Tiba-tiba dari depan mereka muncul se ekor ular kobra yang mendesis serta menjulurkan lidahnya. Hampir saja Rumana terpekik saking kagetnya. Bagaimana tidak, ular yang bisa mematikan itu hanya berjarak beberapa inci dari tempat mereka duduk berpelukan.

Rumana memberikan kode pada kedua anaknya untuk tetap diam dan tidak bergerak sedikitpun, agar binatang melata itu tak menyadari keberadaan mereka. Rianti yang sudah di dekap Ibunya, kini mulai tenang dan tak merengek lagi seperti sebelumnya, sehingga mereka benar-benar bisa diam dalam pelukan seperti patung.

Perlahan tapi pasti, ular yang sejak tadi seperti memperhatikan mereka berubah wujud mulai dari kepala. Kini sesosok lelaki gagah perkasa setengah ular telah berdiri di hadapan mereka. Rumana panik bukan kepalang, dia tak percaya menyaksikan semua ini dengan mata kepalanya, meskipun dia sadar ini bukan di dunia manusia.

Tapi tak pernah terbayangkan olehnya akan di tampakan makhluk setengah ular ini seperti yang pernah dia tonton di film kolosal. Mau teriak tapi tidak jadi, karena tampang makhluk itu tidak mengerikan, malah bisa di bilang sangat tampan.

Apakah ini yang dinamakan siluman ular? Apakah bentuknya seperti ini? Kenapa tampan sekali. Seandainya dia bukan siluman dan hidup di dunia manusia, pasti sudah jadi idola kaum wanita. Postur tubuh ideal dengan rupa yang sempurna, membuat siapapun yang melihat tak percaya kalau dia adalah siluman ular jika tak menampakkan ekornya.

Rumana terpaku tidak percaya, masih terpana melihat ular berbisa yang tadi membuatnya panik, dan kini semakin panik dengan perubahannya menjadi sosok laki-laki tampan di hadapannya. Entah takut atau kagum dengan makhluk itu.

"Kau sudah bahagia kan, sudah bertemu kedua anakmu di sini?" Tanya makhluk itu menyadarkan Rumana.

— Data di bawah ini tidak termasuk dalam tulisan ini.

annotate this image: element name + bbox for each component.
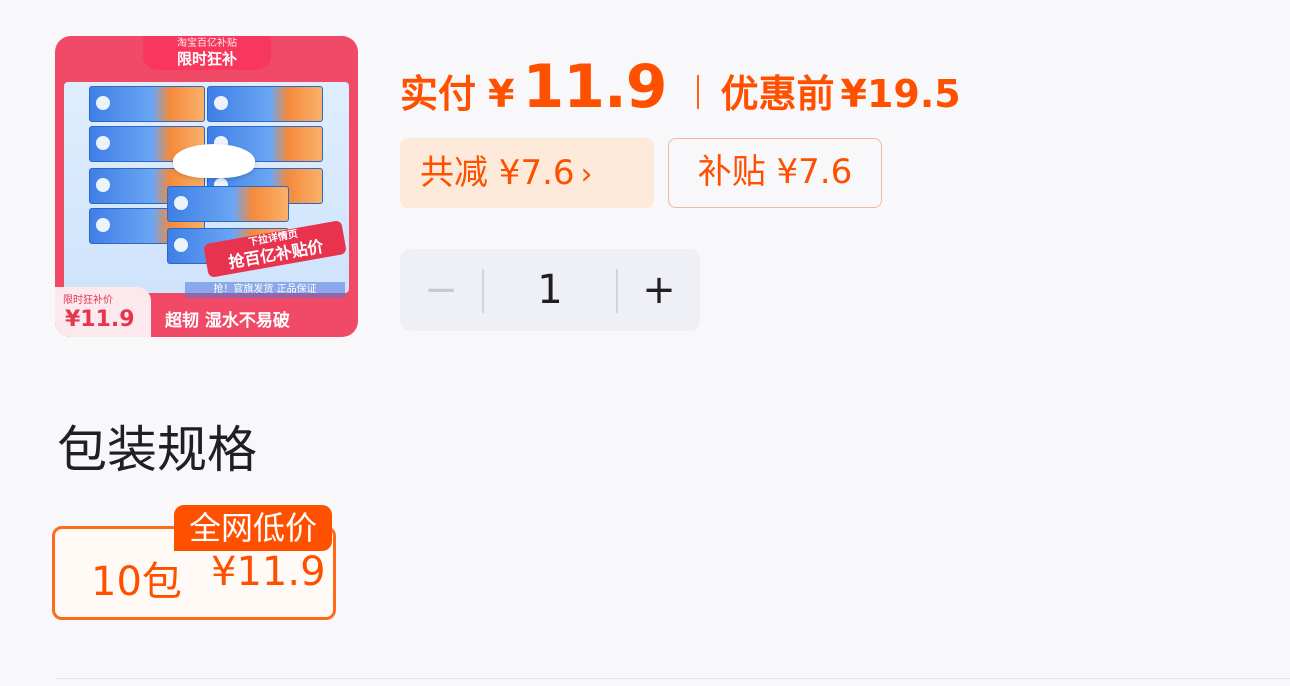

"Ya, tapi tolong pulangkan kami, siapa kalian sebenarnya?" Timpal Rumana memberanikan diri. Dilihatnya makhluk berjubah hitam dengan rambut yang menutupi seluruh tubuh dan soul weapon di pundaknya mengawasi mereka dari belakang siluman ular itu.

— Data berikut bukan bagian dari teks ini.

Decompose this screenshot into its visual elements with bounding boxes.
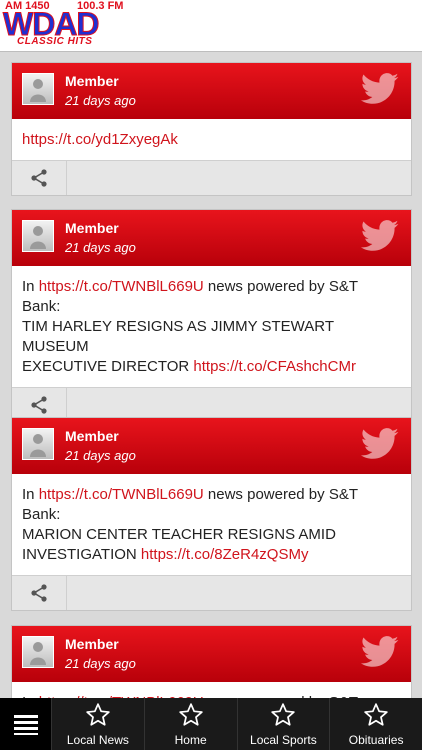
tweet-link[interactable]: https://t.co/CFAshchCMr	[193, 358, 356, 375]
tweet-time: 21 days ago	[65, 448, 136, 463]
tweet-author: Member	[65, 636, 119, 652]
hamburger-menu-icon	[13, 715, 38, 735]
tab-label: Local News	[66, 733, 129, 747]
star-icon	[178, 703, 203, 726]
menu-button[interactable]	[0, 698, 52, 750]
tweet-text-segment: EXECUTIVE DIRECTOR	[22, 358, 194, 375]
twitter-bird-icon	[360, 220, 399, 251]
tweet-text-segment: INVESTIGATION	[22, 546, 141, 563]
tweet-line: In https://t.co/TWNBlL669U news powered …	[22, 277, 401, 297]
share-icon	[31, 584, 47, 602]
tweet-line: INVESTIGATION https://t.co/8ZeR4zQSMy	[22, 545, 401, 565]
tweet-link[interactable]: https://t.co/TWNBlL669U	[39, 486, 204, 503]
twitter-bird-icon	[360, 636, 399, 667]
avatar	[22, 636, 54, 668]
tweet-text-segment: In	[22, 486, 39, 503]
tweet-line: In https://t.co/TWNBlL669U news powered …	[22, 485, 401, 505]
tweet-line: TIM HARLEY RESIGNS AS JIMMY STEWART MUSE…	[22, 317, 401, 357]
user-silhouette-icon	[30, 226, 46, 249]
tweet-text: In https://t.co/TWNBlL669U news powered …	[12, 266, 411, 387]
tweet-time: 21 days ago	[65, 240, 136, 255]
user-silhouette-icon	[30, 642, 46, 665]
tweet-text: In https://t.co/TWNBlL669U news powered …	[12, 474, 411, 575]
user-silhouette-icon	[30, 434, 46, 457]
tweet-time: 21 days ago	[65, 656, 136, 671]
tab-label: Obituaries	[348, 733, 404, 747]
tweet-header: Member 21 days ago	[12, 210, 411, 266]
tweet-text-segment: TIM HARLEY RESIGNS AS JIMMY STEWART MUSE…	[22, 318, 334, 355]
logo-tagline: CLASSIC HITS	[17, 36, 93, 47]
tab-local-news[interactable]: Local News	[52, 698, 145, 750]
bottom-tab-bar: Local News Home Local Sports Obituaries	[0, 698, 422, 750]
station-logo[interactable]: AM 1450 100.3 FM WDAD CLASSIC HITS	[3, 0, 128, 50]
tweet-card: Member 21 days ago In https://t.co/TWNBl…	[11, 625, 412, 698]
tweet-text: In https://t.co/TWNBlL669U news powered …	[12, 682, 411, 698]
tweet-text-segment: news powered by S&T	[203, 278, 358, 295]
tweet-actions	[12, 575, 411, 610]
star-icon	[86, 703, 110, 726]
star-icon	[271, 703, 296, 726]
tweet-line: EXECUTIVE DIRECTOR https://t.co/CFAshchC…	[22, 357, 401, 377]
tab-local-sports[interactable]: Local Sports	[238, 698, 331, 750]
avatar	[22, 73, 54, 105]
user-silhouette-icon	[30, 79, 46, 102]
tweet-text-segment: Bank:	[22, 506, 61, 523]
tweet-header: Member 21 days ago	[12, 626, 411, 682]
avatar	[22, 428, 54, 460]
tab-home[interactable]: Home	[145, 698, 238, 750]
twitter-bird-icon	[360, 73, 399, 104]
tweet-header: Member 21 days ago	[12, 63, 411, 119]
tweet-link[interactable]: https://t.co/yd1ZxyegAk	[22, 131, 178, 148]
app-header: AM 1450 100.3 FM WDAD CLASSIC HITS	[0, 0, 422, 52]
tab-obituaries[interactable]: Obituaries	[330, 698, 422, 750]
tweet-text: https://t.co/yd1ZxyegAk	[12, 119, 411, 160]
tweet-header: Member 21 days ago	[12, 418, 411, 474]
twitter-feed[interactable]: Member 21 days ago https://t.co/yd1Zxyeg…	[0, 52, 422, 698]
tweet-text-segment: In	[22, 278, 39, 295]
share-button[interactable]	[12, 161, 67, 195]
tweet-link[interactable]: https://t.co/TWNBlL669U	[39, 278, 204, 295]
tweet-actions	[12, 160, 411, 195]
tweet-author: Member	[65, 220, 119, 236]
share-icon	[31, 169, 47, 187]
tweet-line: https://t.co/yd1ZxyegAk	[22, 130, 401, 150]
tweet-link[interactable]: https://t.co/8ZeR4zQSMy	[141, 546, 309, 563]
tweet-card: Member 21 days ago In https://t.co/TWNBl…	[11, 209, 412, 423]
share-button[interactable]	[12, 576, 67, 610]
twitter-bird-icon	[360, 428, 399, 459]
tweet-card: Member 21 days ago https://t.co/yd1Zxyeg…	[11, 62, 412, 196]
tweet-line: Bank:	[22, 505, 401, 525]
tweet-time: 21 days ago	[65, 93, 136, 108]
tab-label: Local Sports	[250, 733, 317, 747]
tweet-author: Member	[65, 73, 119, 89]
share-icon	[31, 396, 47, 414]
star-icon	[364, 703, 388, 726]
avatar	[22, 220, 54, 252]
tab-label: Home	[174, 733, 207, 747]
tweet-author: Member	[65, 428, 119, 444]
tweet-text-segment: MARION CENTER TEACHER RESIGNS AMID	[22, 526, 336, 543]
tweet-text-segment: news powered by S&T	[203, 486, 358, 503]
tweet-text-segment: Bank:	[22, 298, 61, 315]
tweet-card: Member 21 days ago In https://t.co/TWNBl…	[11, 417, 412, 611]
tweet-line: MARION CENTER TEACHER RESIGNS AMID	[22, 525, 401, 545]
tweet-line: Bank:	[22, 297, 401, 317]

"Kami? Tentu saja kami yang menguasai tempat ini," tukas Siluman ular dengan raut sinis, namun tak memudarkan ketampanannya. Malah terlihat semakin sexi.

Ya Rabbi, kenapa Rumana malah terpana dengan ketampanan siluman ular. Sadarlah Rumana, jangan sampai kamu lupakan misimu untuk menyelamatkan kedua anakmu dari tempat ini, dan melupakan suami serta anakmu yang masih balita di dunia nyata.

Di alam manusia, seorang wanita paruh baya tengah duduk seorang diri dengan menikmati kopi pahitnya di paviliun. Tatapnnya menerawang jauh. Bibirnya bergumam. "Ini baru permulaan, Rumana. Akan ada kejutkan yang lebih menyakitkan setelah ini." Diletakkannya cangkir berisi endapan kopi di atas meja, dan berlalu meninggalkan paviliun.

🥀🥀🥀

Bab 7

"Assalamualaikum, Bu Bidan, tolong anak saya, Bu!" Gunadi begitu panik membawa anaknya yang masih saja kejang-kejang sampai di rumah Bidan Melati.

"Walaikumsalam. Astaghfirullah, Pak. Cepat bawa masuk ke ruang periksa," ujar Bu Bidan Melati, mempersilahkan Gunadi masuk. Rumah sekaligus tempat praktek Bidan Melati itu memang ada ruang periksa nya.

Dengan sigap Bidan Melati memberi pertolongan pertama pada bayi mungil yang mulai lemas, dan menjadi tenang setelah lima menit kejang-kejang. Bidan melati tak mengerti, kenapa badannya dingin sekali. Dia panik dan langsung melakukan segala pertolongan, tetapi perlahan suhu tubuhnya normal. Aneh sekali, padahal biasanya, anak yang kejang itu di sebabkan karena terlalu tingginya suhu tubuh, sehingga menyebabkan kejang.

Tetapi berbeda dengan kasusu kali ini, Bidan Melati di buat keheranan dengan perubahan tiba-tiba si balita. Padahal beberapa detik yang lalu, bayi ini masih kejang saat di gendong Gunadi. Bidan Melati memeriksa seluruh nadi si bayi, takut kalau-kalau terlambat memberi pertolongan.

Tapi semua normal, pernafasan dan detak jantungnya normal. Tidak ada masalah serius yang perlu di khawatirkan. Sekali lagi dia periksa dengan stetoskop, karena masih tak percaya dengan perubahan tiba-tiba sang balita. Namun semua baik-baik saja, malah bayi itu tidur dengan pulasnya.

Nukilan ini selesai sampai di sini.